Le grand mufti du Liban, le cheikh Abdul Latif Derian, a déclaré que «faciliter la tâche du Premier ministre désigné pour former un gouvernement national complet composé d'experts et de personnes qualifiées est un devoir national».
Après sa rencontre avec le cheikh Derian, l'ambassadeur d’Arabie saoudite au Liban, Walid al-Bukhari, a déclaré: «Le Royaume sera toujours aux côtés du Liban et de son peuple.»
Il a exprimé sa «satisfaction quant à l'aboutissement des élections présidentielles et des consultations parlementaires, qui favorisent l'unité du peuple libanais et orientent le Liban vers une renaissance tant sur le plan économique que sur celui du développement, afin d'ouvrir la voie au processus de réforme et de restaurer la confiance des communautés arabe et internationale».

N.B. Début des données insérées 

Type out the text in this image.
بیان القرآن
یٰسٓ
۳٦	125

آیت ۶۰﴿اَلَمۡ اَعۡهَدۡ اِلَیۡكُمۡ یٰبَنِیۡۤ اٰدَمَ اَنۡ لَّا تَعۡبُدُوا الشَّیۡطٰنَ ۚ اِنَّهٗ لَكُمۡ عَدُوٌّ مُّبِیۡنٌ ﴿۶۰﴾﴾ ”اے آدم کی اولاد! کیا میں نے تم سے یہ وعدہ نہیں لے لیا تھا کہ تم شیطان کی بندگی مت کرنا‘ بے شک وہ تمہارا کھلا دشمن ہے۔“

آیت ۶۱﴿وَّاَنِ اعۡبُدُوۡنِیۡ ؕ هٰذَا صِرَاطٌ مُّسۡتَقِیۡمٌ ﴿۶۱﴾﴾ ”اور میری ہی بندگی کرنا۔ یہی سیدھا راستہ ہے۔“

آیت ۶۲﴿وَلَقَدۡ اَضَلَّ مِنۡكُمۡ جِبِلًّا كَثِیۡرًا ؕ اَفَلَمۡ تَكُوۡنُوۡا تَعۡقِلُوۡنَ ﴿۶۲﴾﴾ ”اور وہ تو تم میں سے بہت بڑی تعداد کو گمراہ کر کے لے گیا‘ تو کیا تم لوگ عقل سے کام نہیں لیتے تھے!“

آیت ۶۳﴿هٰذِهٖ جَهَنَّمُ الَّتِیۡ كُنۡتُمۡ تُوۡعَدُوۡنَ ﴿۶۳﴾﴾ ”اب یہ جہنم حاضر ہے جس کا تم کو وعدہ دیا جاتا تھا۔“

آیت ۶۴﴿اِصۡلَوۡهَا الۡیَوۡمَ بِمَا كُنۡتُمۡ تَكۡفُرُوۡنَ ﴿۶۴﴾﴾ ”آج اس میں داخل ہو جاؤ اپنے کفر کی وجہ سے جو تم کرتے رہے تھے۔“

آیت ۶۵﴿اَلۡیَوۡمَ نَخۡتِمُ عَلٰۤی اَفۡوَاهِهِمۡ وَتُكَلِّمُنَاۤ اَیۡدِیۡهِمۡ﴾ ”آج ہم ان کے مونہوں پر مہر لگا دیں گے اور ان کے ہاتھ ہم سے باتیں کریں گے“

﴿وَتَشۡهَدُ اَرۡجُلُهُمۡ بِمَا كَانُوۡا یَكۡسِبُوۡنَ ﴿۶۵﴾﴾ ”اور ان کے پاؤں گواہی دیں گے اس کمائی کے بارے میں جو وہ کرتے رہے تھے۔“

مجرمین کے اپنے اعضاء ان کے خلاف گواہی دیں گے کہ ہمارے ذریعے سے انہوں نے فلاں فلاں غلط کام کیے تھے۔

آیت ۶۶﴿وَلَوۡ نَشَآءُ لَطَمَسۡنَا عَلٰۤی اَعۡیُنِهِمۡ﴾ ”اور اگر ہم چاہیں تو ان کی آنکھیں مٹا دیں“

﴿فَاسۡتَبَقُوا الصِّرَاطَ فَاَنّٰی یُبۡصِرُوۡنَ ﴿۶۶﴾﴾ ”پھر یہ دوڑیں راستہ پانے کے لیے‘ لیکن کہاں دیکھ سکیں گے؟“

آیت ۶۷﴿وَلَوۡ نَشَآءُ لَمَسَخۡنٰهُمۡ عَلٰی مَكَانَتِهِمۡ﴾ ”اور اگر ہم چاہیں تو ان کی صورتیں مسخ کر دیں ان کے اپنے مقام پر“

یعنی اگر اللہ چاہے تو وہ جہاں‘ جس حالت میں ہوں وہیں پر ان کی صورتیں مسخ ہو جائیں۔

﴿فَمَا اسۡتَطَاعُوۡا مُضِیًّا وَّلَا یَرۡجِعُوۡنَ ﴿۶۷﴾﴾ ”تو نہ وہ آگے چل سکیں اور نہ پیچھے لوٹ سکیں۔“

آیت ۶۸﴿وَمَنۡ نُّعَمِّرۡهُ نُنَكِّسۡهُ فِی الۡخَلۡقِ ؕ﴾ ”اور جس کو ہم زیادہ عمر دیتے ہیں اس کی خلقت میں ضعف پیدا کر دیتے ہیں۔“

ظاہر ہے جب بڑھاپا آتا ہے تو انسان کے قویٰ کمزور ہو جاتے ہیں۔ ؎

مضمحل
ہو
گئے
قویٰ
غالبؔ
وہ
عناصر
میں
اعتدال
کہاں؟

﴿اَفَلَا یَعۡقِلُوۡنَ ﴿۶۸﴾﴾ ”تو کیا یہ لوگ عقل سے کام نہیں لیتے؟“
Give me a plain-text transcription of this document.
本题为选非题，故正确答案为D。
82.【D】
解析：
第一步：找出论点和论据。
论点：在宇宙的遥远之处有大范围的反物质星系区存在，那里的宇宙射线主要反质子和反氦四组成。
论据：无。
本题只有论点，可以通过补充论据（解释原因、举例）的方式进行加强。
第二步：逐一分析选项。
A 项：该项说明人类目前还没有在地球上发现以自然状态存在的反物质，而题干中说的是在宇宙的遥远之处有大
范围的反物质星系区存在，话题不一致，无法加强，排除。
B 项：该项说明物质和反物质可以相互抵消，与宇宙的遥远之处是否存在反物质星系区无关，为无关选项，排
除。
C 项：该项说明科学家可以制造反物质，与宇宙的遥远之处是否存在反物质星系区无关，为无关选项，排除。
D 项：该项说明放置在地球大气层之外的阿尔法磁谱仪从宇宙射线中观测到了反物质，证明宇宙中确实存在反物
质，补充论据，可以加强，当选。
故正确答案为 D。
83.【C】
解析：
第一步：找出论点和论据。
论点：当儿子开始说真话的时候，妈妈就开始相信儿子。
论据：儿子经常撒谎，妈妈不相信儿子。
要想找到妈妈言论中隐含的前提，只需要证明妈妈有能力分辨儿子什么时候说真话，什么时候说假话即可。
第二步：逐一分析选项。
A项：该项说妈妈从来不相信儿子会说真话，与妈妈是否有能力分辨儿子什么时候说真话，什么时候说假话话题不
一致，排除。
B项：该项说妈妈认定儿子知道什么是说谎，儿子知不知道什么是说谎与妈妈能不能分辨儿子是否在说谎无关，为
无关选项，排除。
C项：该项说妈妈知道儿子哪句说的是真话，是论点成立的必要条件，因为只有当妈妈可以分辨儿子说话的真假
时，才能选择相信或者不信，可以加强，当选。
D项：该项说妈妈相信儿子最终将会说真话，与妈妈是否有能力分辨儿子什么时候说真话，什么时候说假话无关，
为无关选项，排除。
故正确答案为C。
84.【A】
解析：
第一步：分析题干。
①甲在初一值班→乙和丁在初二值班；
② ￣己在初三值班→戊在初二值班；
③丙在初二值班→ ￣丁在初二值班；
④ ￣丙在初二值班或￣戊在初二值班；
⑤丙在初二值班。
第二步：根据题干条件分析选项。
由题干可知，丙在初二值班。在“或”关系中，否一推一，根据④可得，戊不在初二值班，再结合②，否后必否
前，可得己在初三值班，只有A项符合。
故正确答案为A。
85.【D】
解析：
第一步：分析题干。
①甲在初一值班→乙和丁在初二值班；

Pendant ce temps, les avions de guerre israéliens ont repris leurs incursions dans l'espace aérien libanais, en particulier au-dessus de Beyrouth et de la banlieue sud.
Mardi, l'armée libanaise a effectué un raid sur le complexe Sadiq à Al-Aamroussieh, après avoir reçu des informations faisant état d'armes et de munitions stockées dans le sous-sol. Mais après avoir fouillé la zone – précédemment ciblée par Israël – l'armée n'a trouvé ni armes ni munitions.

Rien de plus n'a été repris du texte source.